Decryption rush stalls
Labor appears to be resisting the Government’s call to back its decryption bill.
Prime Minister Scott Morrison has accused opposition leader Bill Shorten of being “happy” for terrorists to plot attacks, as Labor has refused to back laws that would give security and police agencies access to encrypted communications.
“Labor are quite happy for terrorists and organised criminals to chat on WhatsApp, leaving our security agencies in the dark,” Mr Morrison told The Australian on Monday.
“There is no excuse for this type of weakness.”
Labor appears to be siding with technology giants and industry groups against the legislation, which they warn would expose Australia to hacking and security breaches.
The Government wants the power to compel tech companies – from the tiniest component-makers to giants like Google and Facebook – to build new “capabilities” to get around encryption.
Nigel Phair - a former high-tech crime investigator with the Australian Federal Police – says government agencies would need tech companies to bypass encrypted communications on suspects’ phones.
“Going through the device would be the easiest thing,” he told SBS News.
“That would be either through a key-stroke logger, maybe an additional secretive app downloaded on to [the device], maybe through an update of the other apps that are on the device.”

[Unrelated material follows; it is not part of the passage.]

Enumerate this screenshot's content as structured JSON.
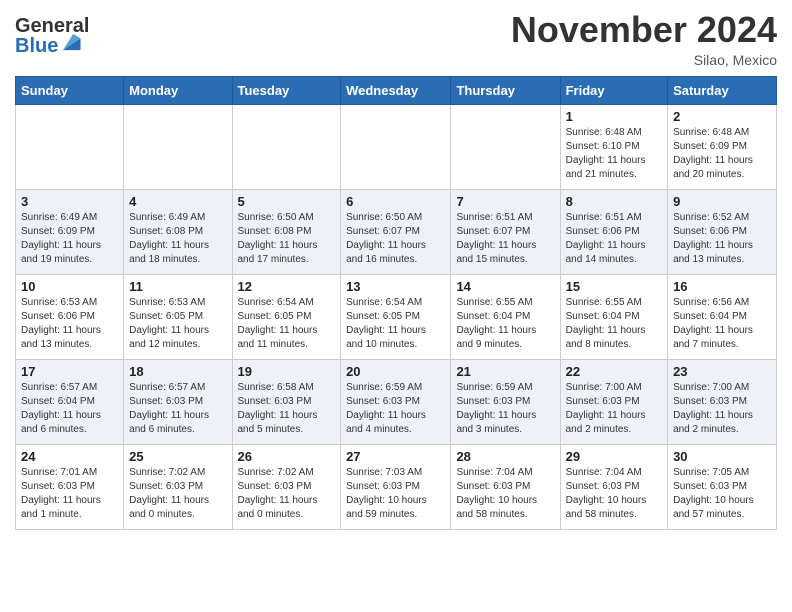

Many are concerned about the prospect of agencies forcing tech companies to install secret software that monitors a phone’s keyboard strokes, or captures screenshots.
The companies that make these products say creating security flaws would make users less safe, not more.
Labor has been working with the government’s cross-party Intelligence committee on some amendments, but the PM wants the bill out of the committee’s hands and into parliament this year.
The Law Council of Australia says the bill is far too complex to be rammed through parliament in a few short days.
“The parliament must proceed with caution to ensure we get it right. Rushed law can make bad law,” president-elect Arthur Moses told reporters.